I did a bit of mucking around with the assembly: 我对程序集做了一些修改:
Simply take the 32-bit version, replace all 32-bit instructions/registers with the 64-bit version in the inner popcount-loop of the program. 只需采用32位版本,即可在程序内部popcount循环中将所有32位指令/寄存器替换为64位版本。 Observation: the code is just as fast as the 32-bit version! 观察:代码与32位版本一样快!

This is obviously a hack, as the size of the variable isn't really 64 bit, as other parts of the program still use the 32-bit version, but as long as the inner popcount-loop dominates performance, this is a good start. 显然,这是一个hack,因为变量的大小并不是真正的64位,因为程序的其他部分仍使用32位版本,但是只要内部popcount循环主导性能,这就是一个好的开始。

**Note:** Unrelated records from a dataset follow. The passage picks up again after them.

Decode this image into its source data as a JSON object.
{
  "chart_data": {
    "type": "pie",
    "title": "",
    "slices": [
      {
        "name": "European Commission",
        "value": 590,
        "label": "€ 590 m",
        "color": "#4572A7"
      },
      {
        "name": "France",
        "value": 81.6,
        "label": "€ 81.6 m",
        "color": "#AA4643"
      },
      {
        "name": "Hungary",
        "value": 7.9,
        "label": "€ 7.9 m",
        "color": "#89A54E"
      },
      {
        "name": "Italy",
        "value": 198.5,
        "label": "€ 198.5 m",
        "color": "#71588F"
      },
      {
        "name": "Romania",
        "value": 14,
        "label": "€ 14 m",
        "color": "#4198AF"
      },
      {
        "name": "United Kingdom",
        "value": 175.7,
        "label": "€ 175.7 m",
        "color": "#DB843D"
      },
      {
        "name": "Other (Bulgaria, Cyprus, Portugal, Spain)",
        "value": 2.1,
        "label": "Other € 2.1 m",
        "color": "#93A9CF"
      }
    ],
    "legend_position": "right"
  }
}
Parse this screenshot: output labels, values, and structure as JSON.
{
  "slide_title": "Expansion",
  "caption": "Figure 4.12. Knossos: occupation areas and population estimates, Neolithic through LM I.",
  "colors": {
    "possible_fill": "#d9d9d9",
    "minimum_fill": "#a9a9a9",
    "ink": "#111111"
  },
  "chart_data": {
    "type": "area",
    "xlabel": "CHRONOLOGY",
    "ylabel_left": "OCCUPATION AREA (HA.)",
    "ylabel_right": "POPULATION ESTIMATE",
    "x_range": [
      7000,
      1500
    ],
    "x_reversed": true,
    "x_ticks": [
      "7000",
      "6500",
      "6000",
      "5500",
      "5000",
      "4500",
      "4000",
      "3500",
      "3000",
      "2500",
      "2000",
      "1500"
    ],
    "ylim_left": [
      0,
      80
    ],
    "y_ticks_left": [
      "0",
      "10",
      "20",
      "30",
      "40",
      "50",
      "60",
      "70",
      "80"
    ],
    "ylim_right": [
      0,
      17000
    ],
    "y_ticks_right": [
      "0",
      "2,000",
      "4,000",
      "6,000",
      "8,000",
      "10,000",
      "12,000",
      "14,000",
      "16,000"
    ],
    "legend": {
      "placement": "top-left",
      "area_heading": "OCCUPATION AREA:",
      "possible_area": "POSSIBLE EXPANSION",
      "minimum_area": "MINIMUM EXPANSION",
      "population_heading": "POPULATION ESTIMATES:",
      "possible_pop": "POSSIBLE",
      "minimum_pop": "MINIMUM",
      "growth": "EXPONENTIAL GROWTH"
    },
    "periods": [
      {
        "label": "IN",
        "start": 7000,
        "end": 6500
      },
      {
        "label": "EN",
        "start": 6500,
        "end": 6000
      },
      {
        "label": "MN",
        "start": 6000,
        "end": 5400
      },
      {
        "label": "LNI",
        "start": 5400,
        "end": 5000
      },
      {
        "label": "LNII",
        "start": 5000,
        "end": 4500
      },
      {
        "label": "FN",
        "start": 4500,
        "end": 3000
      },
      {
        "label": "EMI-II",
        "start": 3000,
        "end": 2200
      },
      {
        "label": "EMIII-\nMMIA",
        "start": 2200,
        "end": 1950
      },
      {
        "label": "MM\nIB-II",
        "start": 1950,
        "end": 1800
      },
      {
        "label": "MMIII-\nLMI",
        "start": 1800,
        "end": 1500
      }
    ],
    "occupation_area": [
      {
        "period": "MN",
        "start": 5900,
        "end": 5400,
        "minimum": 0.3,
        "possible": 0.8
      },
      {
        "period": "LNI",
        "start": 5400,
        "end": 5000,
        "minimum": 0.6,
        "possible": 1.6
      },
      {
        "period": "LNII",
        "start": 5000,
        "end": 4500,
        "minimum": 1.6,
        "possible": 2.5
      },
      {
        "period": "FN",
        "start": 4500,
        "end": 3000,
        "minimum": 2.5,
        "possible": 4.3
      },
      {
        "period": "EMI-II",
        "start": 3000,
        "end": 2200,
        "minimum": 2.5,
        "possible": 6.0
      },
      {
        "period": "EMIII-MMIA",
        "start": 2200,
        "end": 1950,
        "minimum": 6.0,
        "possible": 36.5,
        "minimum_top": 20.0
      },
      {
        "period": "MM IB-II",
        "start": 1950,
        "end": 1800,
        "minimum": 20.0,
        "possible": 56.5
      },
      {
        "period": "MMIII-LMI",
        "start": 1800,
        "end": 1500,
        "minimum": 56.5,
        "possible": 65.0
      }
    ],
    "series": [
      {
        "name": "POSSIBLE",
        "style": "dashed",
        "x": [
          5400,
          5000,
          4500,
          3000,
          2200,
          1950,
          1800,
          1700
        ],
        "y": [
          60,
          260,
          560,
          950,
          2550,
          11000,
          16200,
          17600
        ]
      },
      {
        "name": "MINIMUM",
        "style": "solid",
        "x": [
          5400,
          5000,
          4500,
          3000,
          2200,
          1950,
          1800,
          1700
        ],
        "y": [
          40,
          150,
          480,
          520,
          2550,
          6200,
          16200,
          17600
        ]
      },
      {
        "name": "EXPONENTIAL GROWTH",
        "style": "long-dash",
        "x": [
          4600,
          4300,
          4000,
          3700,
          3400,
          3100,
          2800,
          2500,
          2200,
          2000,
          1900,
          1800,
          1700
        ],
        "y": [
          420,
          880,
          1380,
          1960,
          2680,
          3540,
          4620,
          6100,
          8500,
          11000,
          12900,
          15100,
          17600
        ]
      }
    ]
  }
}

I then copied the inner loop code from the 32-bit version of the program, hacked it up to be 64 bit, fiddled with the registers to make it a replacement for the inner loop of the 64-bit version. 然后,我从程序的32位版本复制了内部循环代码,将其修改为64位,并在寄存器中进行了修饰,以使其替换64位版本的内部循环。 This code also runs as fast as the 32-bit version. 此代码也可以与32位版本一样快地运行。

My conclusion is that this is bad instruction scheduling by the compiler, not actual speed/latency advantage of 32-bit instructions. 我的结论是,这是编译器不好的指令调度,而不是32位指令的实际速度/延迟优势。

(Caveat: I hacked up assembly, could have broken something without noticing. I don't think so.) (注意:我搞砸了程序集,可能在不注意的情况下破坏了某些东西。我不这样认为。)